Rain in Spain doesn't always fall on the plain

RAIN in the mountains of Andalucia while it was glorious weather in Ireland.

“The loveliest day of the year!” the voice sang at the end of the telephone on March 24. And there were more lovely Irish spring days to follow. Meanwhile, here, it rained, lightly but steadily, and there was a cold wind even when, for intervals, the sun shone.

It was quite different down on the plains. In Seville, daytime temperatures were 23 degrees. A common perception is that all of Spain is warm all year. Not so. An hour out of sweltering Seville, driving back, via Granada, to our mountain retreat, I pulled in at a restaurant and, on the TV news, saw cars engulfed in raging blizzards in Navarre. This, on “the loveliest day of the year” in Ireland.

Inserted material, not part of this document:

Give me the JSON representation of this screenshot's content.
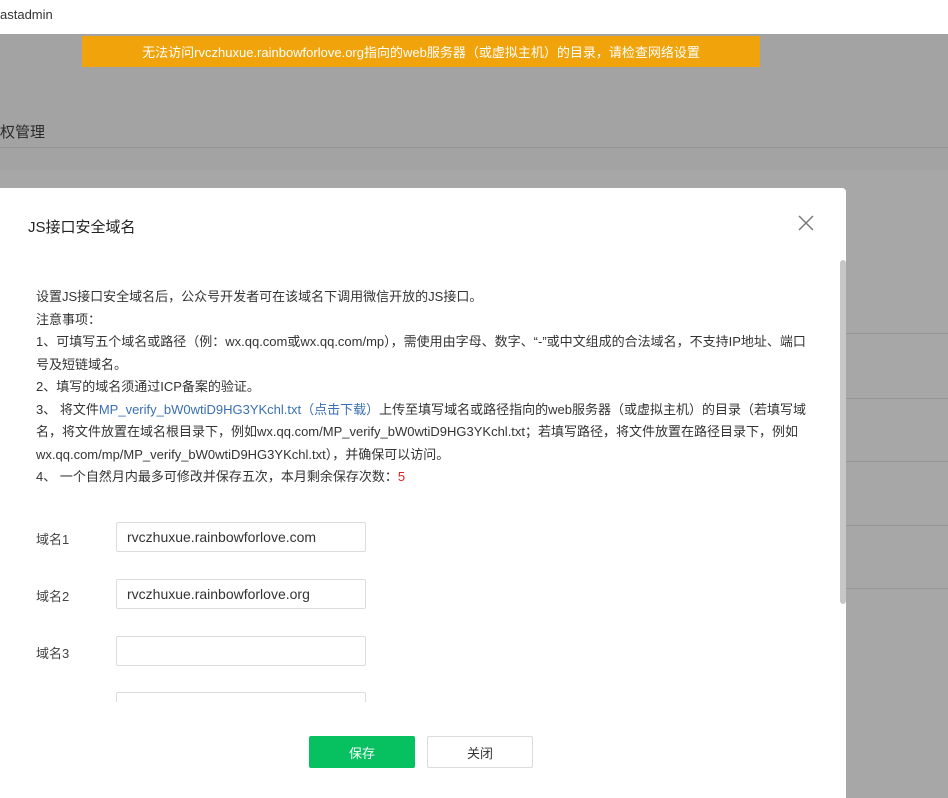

But the “gentle rain from heaven” — to use Shakespeare’s words — was much welcomed in the mountains. It was “twice blessed“: the god was blessed for sending it and those who received it considered themselves blessed too.

Recent years have been hard in the Alpujarras region of the Sierra Nevada mountains: this year, the drought is expected to be worse than any in living memory. I was told that, come June, tempers will be fraying and neighbours will resent neighbours as some crops remain green while others die. Hopefully, these recent days of rain may help.

There is much ploughing going on in the mountain fields — silent ploughing, because it is done with mules, usually a pair, joined by a wooden yoke and drawing an iron plough. Only the commands or whistles of the ploughman breaks the silence in the high mountain terraces. Sometimes, when the shepherd passes with his flock, the bell-wether’s bell is heard. Fruit trees are in bloom, and now the robins and blackcaps sing.

A month ago, on a grey-green Irish-like evening with mist rolling down the hills, we watched a flock of perhaps five hundred sheep and goats ascend the steep side of a broad ravine opposite us, winding through the low bushes in streams, all of a sameness in the mist. Reduced in size by distance, crawling mechanically upward, nose to tail, dividing and rejoining in creamy tributaries and confluences, they looked for all the world like armies of maggots ascending the hide of a beast.

On March 24th., at the Coto Doñana, the vast wetland area at the mouth of Spain’s greatest river, the Guadalquivir, I heard my first cuckoo of the year chiming like a demented Swiss clock amongst the live oaks and wild olives. On the lampposts by the roadside, storks, larger than our herons and all white but for black hind wings and red beaks and legs, were decorously sitting on their nests made of great piles of sticks, often no more than twenty feet off the ground. Sparrows were nesting amongst the sticks but, sensibly, on a lower floor. Such ready-made sites may appeal to lazy parents but as storks are partial to rodents, frogs, snakes, fish and young birds, their fledglings must risk death from above when they step out of the nest and first take flight. Perhaps the parents are wise enough to delay their exit until the stork is away on business elsewhere.

It is surreal to see a bird the size of a stork perched in a wild olive tree hardly larger than a shrub. It is even more surreal when the one stork becomes two: in fact in this case they happened to be in no parallax when I first saw them, the second entirely hidden by the first.

They were in the midst of a courting ritual, performing elegant neck-dances and clacking their bills together like flamenco dancers with their castanets.

It was a beautiful day to be out on the marshes, 21 degrees with a breeze and the sky full of raptors, many black kites and, then, two booted eagles low overhead, an osprey hunting over a pond, a pair of marsh harriers quartering the rice fields, dipping and wheeling only a few feet above the green sward. The ditches were full of tiny fish in their millions, and crayfish, and water flies in huge rafts.

Plastic bags are still big in Spain; already, we have bags of bags to take to Recycling. The smoking ban is optional in bars but widely resisted with large signs saying “You can smoke here”.

Set against such environmental profligacy, there is the clever Spanish toilet cistern which delivers to measure. The flush is activated by pressing the plunger on top. Press it again and the flush instantly stops so that only the desired amount is delivered, saving waste. Someone should import these devices to Ireland. We have water galore but it takes fossil fuel to pump it.